With partial funding, SportSavvy would focus on building a minimum viable product —a working prototype that automates core functions, such as registration, scheduling, and results tracking. This version would be tested through a pilot tournament at JMU's URec facility, with limited features, providing students with hands-on experience in software testing, event operations, and data analytics. Even at a smaller scale, the project would still achieve meaningful outcomes: cross-disciplinary collaboration between Computer Science and Hart School students, a real-world proof of concept, and the foundation for expanding SportSavvy into a recurring experiential learning lab that grows year after year.
Project Team
• Project Lead: Dr. Sandhya Manjunath – Assistant Professor, Hart School of Hospitality, Sport and Recreation Management. Dr. Manjunath brings over 15 years of experience in sport event operations and management, having led student experiential learning programs across major NCAA and international sporting events. Her leadership ensures the SportSavvy project bridges academic research with real-world application, offering JMU students a hands-on opportunity in sport technology and community engagement. • Computer Science Collaborator: Dr.
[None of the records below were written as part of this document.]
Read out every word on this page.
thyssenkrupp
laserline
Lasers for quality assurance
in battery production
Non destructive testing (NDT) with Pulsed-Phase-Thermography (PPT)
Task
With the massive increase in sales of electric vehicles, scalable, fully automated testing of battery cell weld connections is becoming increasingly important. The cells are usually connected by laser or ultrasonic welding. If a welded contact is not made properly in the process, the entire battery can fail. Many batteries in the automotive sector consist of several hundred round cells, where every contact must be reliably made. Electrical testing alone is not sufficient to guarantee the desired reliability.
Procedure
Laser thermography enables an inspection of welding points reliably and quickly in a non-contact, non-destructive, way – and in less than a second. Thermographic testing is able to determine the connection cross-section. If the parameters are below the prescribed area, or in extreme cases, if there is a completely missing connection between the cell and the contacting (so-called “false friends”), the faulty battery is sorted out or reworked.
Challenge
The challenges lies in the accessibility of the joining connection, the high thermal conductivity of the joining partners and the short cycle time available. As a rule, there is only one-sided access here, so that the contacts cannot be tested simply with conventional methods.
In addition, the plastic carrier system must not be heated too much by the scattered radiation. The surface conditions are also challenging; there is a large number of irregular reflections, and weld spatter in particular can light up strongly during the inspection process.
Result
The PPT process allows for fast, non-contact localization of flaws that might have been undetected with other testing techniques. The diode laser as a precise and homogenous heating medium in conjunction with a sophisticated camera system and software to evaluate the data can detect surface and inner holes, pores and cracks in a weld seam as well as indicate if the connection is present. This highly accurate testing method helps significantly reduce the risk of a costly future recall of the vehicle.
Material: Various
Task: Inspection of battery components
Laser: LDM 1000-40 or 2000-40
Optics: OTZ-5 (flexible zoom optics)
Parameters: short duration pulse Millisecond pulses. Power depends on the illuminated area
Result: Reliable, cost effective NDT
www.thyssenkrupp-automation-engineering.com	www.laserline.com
Chris Johnson – Professor, Computer Science, College of Integrated Science and Engineering. Dr. Johnson brings 23 years of experience and scholarly interest and expertise in computer graphics, programming languages, mobile development, and computational fabrication. • Student Collaborator: Emma Bacon – Undergraduate Student, Sport and Recreation Management. Emma is an active leader within the Hart School, with practical experience in officiating and event coordination across several cities along the East Coast. Her involvement brings valuable insight into tournament logistics, rule compliance, and participant experience, ensuring the SportSavvy platform meets the needs of real-world organizers and users. • Technical Collaborator: Dr. Chandan Ganesh – AI Scientist and Software Development Advisor. Dr. Ganesh is an accomplished researcher with over 30 peer-reviewed publications in the fields of biomedical data science and artificial intelligence. As a passionate advocate for applied technology, he will serve as the project’s technical resource person, advising on software architecture, algorithmic design, and data ethics to build a robust and scalable AI-driven tournament management tool.